Tencent teams up with ParknShop, Yonghui Superstores in latest bid to shake up China’s bricks-and-mortar retail market

  • Three companies have formed joint-venture called ParknShop Yonghui, valued at 1.2 billion yuan (US$170 million)
Retailing

Chinese internet giant Tencent has teamed up with supermarket chain operators ParknShop and Yonghui Superstores in its latest effort to shake up the country’s vast offline retail market.

The three companies have formed a joint-venture company called ParknShop Yonghui, valued at 1.2 billion yuan (US$170 million), Yonghui said in a statement released by Shanghai’s stock exchange on Wednesday.

The partnership would help Shanghai-listed Yonghui expand its business further in the southern province of Guangdong, according to the statement, as well as consolidating Yonghui and ParknShop’s businesses in the province.

The joint venture, with more than 70 shops combined, aimed to become the largest supermarket chain in Guangdong province, with targets to achieve 10 billion yuan in annual sales and eventually reach US$10 billion in the future, said Zhang Xuaning, founder of Yonghui, on Thursday in a press conference. He did not provide a timeline.

The combined revenue from shops ran by ParknShop and Yonghui in Guangdong amounted to 4.1 billion yuan last year, based on figures from Wednesday’s statement.

“Tencent and Yonghui have been very close partners and have together explored opportunities in retail,” said Tian Jiangxue, vice general manager of Tencent’s smart retail strategic cooperation department.

“We hope to work with any partner who’s strongly motivated to undergo digital transformation, to help the traditional and dynamic retail industry embrace technology.”

Tencent will enhance and digitise the business through its social media and mobile payment solutions, such as through features on the ubiquitous messaging app WeChat that allow users to make online orders, and its cloud and big data services, according to Tian.

ParknShop runs more than 50 stores in the southern province of Guangdong.

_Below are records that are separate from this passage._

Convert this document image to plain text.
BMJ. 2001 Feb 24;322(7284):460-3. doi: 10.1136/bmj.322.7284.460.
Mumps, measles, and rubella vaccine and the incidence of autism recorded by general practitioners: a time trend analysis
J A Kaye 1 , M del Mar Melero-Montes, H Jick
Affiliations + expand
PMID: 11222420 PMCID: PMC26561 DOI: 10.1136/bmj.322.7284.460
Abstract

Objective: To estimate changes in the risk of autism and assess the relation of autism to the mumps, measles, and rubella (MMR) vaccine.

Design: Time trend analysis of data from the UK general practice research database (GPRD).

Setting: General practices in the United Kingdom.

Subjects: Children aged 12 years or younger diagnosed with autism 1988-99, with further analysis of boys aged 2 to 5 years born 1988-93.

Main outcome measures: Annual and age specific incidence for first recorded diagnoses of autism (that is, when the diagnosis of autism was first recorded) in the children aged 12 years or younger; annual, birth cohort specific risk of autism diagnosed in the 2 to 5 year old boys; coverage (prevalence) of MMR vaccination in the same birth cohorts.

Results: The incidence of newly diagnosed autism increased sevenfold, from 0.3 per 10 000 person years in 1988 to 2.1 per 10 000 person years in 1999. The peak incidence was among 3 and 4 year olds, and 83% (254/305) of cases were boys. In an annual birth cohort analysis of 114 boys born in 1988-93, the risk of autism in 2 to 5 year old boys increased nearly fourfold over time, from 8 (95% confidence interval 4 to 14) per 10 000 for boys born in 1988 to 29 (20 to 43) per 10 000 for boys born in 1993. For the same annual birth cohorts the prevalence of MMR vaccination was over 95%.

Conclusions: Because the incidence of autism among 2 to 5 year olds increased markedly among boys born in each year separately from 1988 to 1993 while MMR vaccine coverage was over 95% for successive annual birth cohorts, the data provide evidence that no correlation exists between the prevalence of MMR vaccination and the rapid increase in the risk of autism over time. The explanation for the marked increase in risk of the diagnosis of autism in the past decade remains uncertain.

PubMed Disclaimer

Photo: Reuters
The joint venture comes after Tencent spent 5.2 billion yuan on a 5 per cent stake in Yonghui in December, an investment widely seen as a reflection of the internet juggernaut’s ambitions to shake up the bricks-and-mortar shopping market and compete with rival Alibaba Group. Alibaba is the owner of the South China Morning Post.

Yonghui operates a network of more than 830 supermarkets in 24 provinces, 21 of them in Guangdong. ParknShop has more than 50 shops in the southern province.

Yonghui will make an equity contribution worth 622 million yuan to gain half of the joint venture, while ParknShop (China) Investments, a unit of one of the largest supermarket chains in Hong Kong, will hold a 40 per cent stake with cash and equity contributions amounting to 501 million yuan.

Tencent Mobility, an investment and music app-operating arm of the gaming and social media giant, will pay 124 million yuan in cash for a 10 per cent stake.

Offline shopping still accounted for more than 80 per cent of China’s 36 trillion yuan retail market last year, according to official figures and a recent report by Goldman Sachs, even though the rise of e-commerce has completely transformed people’s shopping habits over the past decade.

At the same time, China’s traditional retailers are fast evolving and adopting online strategies to stay competitive. About 86 per cent of Chinese retailers have engaged in online-to-offline, or O2O, strategies within the last year to lure customers from online platforms to shop at physical stores.

That figure is up from just 45 per cent a year earlier, according to a report by Fung Business Intelligence Centre.

A number of old-school department store operators have joined hands with internet companies in the last few years, including high-end retailer Yintai Group, which was acquired last year by Alibaba, a champion of the “new retail” concept that envisions a future of integrated online and offline shopping.

ParknShop is a member of the AS Watson Group, the world’s largest health and beauty retail group and the retail arm of Hong Kong conglomerate CK Hutchison, which was formerly chaired by tycoon Li Ka-shing.